Bibliographische Daten

  • Autorin: Casey McQuiston
  • Genre: Roman, Romantik, Queer
  • Verlag: Droemer Knaur
  • Übersetzerin: Hannah Brosch
  • Seitenzahl: 455 S.
  • ISBN: 978-3-426-52615-6

Kurzbeschreibung

Was wäre, wenn … Liebe die Welt verändern könnte?

Alex Claremont-Diaz ist attraktiv, charismatisch, clever – und er wird beinahe über Nacht zum Liebling der Nation, als seine Mutter zur ersten Präsidentin der USA gewählt wird.
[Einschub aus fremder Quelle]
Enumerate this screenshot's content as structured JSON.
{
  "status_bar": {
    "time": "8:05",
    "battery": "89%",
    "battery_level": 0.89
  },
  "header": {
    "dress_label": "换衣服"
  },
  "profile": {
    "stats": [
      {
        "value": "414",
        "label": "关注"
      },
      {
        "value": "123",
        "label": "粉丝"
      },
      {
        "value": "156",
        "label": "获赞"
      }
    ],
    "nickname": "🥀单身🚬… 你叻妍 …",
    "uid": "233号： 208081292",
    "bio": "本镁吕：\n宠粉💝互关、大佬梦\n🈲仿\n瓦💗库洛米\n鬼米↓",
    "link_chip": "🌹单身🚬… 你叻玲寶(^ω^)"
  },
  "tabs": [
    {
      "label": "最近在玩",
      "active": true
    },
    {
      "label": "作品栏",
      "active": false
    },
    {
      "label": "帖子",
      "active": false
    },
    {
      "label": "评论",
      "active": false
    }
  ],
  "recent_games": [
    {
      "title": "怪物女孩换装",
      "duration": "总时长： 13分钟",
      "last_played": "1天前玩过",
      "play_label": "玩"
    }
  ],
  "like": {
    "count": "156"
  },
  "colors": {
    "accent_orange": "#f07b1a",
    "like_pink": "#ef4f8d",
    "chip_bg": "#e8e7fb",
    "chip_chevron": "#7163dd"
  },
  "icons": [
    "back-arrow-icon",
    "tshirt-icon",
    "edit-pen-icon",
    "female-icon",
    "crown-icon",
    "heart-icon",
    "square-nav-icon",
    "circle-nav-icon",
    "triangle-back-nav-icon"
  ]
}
Nur auf diplomatischer Ebene hapert es bei Alex leider. Bei einem Staatsbesuch in England eskaliert Alex‘ schwelender Streit mit dem britischen Thronfolger Prinz Henry. Als die Medien davon Wind bekommen, verschlechtern sich die Beziehungen zwischen den USA und England rapide. Zur Schadensbegrenzung sollen die beiden jungen Männer medienwirksam ihre Versöhnung vortäuschen.

Doch was, wenn Alex und Henry dabei feststellen, dass zwischen ihnen eine Anziehung existiert, die über eine Freundschaft weit hinausgeht? Plötzlich steht nicht nur die Wiederwahl von Alex‘ Mutter auf dem Spiel …


Vielen Dank an den Droemer-Verlag für das Rezensionsexemplar!



Eigene Meinung

Unsere Welt ist bescheuert. Seit 2016 fühlt sich für mich fast jede Woche an, als würde sie auf der einen Seite immer schneller vergehen, auf der anderen immer langsamer. Wem geht es denn momentan nicht so, dass das Konzept von „Zeit“ auf einmal sehr komisch wird und man sich nicht vorstellen kann, je wieder in den seltsamen Wochenrhythmus zurückzukehren, den wir vorher hatten?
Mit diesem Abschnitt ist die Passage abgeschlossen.